Eric Newcomer, Enterprise Expert Group co-chair, remains unconvinced. In a recent blog post he described Jigsaw as "Sun's latest attempt to re-invent OSGi, or in any case block OSGi or create a substitute they can control" going on to write:
"I was not at JavaOne this year, so I may have the wrong impression sitting remotely as I am, but my understanding is that the Project Jigsaw talks and demos did not mention OSGi. Nor did the descriptions of the plans for Java 7. So the short answer to the question of whether Project Jigsaw is a threat to Java modularity is that yes, it is."
Other bloggers though have responded more positively with many being impressed by Sun's efforts. Amongst them Bram Bruneel was impressed by the native package generation:
"..Mark showed us a nice demo of the packaging and distribution of Java apps on Ubuntu. [The] JDK modules will be normal Debian packages and you will be able to create your own Java application, export it to a Debian package and define a dependency towards the Java modules you need to run your app."
Alex Miller, in his write up of the talk, makes the point that Jigsaw is pretty significant:
"The scope here is ambitious - there is a pretty coherent vision in this demo and it's broader reaching than I had previously understood. The vision includes a complete overhaul of how we compile, package, and startup our Java applications."

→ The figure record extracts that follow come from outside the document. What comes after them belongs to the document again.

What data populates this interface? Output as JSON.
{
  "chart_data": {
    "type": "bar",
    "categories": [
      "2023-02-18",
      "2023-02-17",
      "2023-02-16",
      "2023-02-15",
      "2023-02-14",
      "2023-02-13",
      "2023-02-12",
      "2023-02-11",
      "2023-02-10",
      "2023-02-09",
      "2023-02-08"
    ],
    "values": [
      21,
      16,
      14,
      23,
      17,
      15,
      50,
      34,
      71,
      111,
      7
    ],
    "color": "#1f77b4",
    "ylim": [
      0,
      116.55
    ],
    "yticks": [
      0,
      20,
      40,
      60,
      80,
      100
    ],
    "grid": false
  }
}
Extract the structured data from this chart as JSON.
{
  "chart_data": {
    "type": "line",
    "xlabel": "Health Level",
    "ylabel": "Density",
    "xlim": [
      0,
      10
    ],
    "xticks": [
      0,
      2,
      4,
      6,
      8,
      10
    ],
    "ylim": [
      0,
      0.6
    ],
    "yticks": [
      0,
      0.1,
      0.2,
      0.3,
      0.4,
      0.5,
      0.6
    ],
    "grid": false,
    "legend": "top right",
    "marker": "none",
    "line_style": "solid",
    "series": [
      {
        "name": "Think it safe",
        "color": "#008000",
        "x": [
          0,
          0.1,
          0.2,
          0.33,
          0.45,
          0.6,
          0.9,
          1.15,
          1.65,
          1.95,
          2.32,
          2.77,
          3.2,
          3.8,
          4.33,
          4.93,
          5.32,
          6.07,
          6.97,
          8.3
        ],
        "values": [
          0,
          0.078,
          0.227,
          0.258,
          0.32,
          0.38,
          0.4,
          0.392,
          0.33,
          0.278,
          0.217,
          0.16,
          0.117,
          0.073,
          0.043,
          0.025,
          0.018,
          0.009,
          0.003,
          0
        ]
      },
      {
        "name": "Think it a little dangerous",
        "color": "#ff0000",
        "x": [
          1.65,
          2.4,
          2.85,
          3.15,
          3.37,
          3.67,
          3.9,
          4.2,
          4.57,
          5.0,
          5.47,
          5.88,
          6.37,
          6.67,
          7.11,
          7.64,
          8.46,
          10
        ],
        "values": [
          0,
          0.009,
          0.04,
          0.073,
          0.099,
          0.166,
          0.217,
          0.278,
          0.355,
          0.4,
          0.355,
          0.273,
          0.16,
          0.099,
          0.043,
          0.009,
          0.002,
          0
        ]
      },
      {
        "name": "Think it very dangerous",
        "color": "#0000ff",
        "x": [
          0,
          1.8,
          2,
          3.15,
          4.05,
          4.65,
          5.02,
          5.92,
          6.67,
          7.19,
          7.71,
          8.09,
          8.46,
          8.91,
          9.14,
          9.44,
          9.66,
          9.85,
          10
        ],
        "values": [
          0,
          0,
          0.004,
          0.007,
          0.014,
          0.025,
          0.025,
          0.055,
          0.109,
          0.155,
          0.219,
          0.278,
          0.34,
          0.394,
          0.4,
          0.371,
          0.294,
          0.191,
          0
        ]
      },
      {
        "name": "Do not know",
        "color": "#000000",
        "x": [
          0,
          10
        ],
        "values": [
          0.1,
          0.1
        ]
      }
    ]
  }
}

Glyn Normington has listened to the Java Posse podcast and commented:
"It's nice to see some technical details emerging and I can start to see why OpenJDK would prefer a different design for modularity to that of Apache Harmony."
And Dalibor Topic is particularly excited by the possibilities of the native packaging tool:
"The separation of concerns between the language concept of modules and the concrete module system allows using tools like jpkg to create an N:M mapping of abstract modules to concrete deployment artifacts. The freedom to pick the best delivery mechanism for a given platform is an obvious benefit, for example - on platforms with a package manager the most user-friendly way to deliver the JDK is via corresponding packages. Going native through ahead-of-time compilation, where platforms demand it, becomes possible, too, without breaking out in sweat - it turns into just another post-processing step that could be applied to modules before they are wrapped into deployment artifacts, like pack200 and LZMA compression was in the current jpkg code. Splitting a module transparently into a couple of native deployment artifacts becomes easily feasible, as well - JNI libraries, for example, can be turned into separate, architecture-specific packages, reducing the download size for complex applications with native code for several architectures (incidentally that's just like the JDK), as well as making it a bit easier to deliver just a tiny updated package for the native library portion in case of a good old buffer overflow in the native code."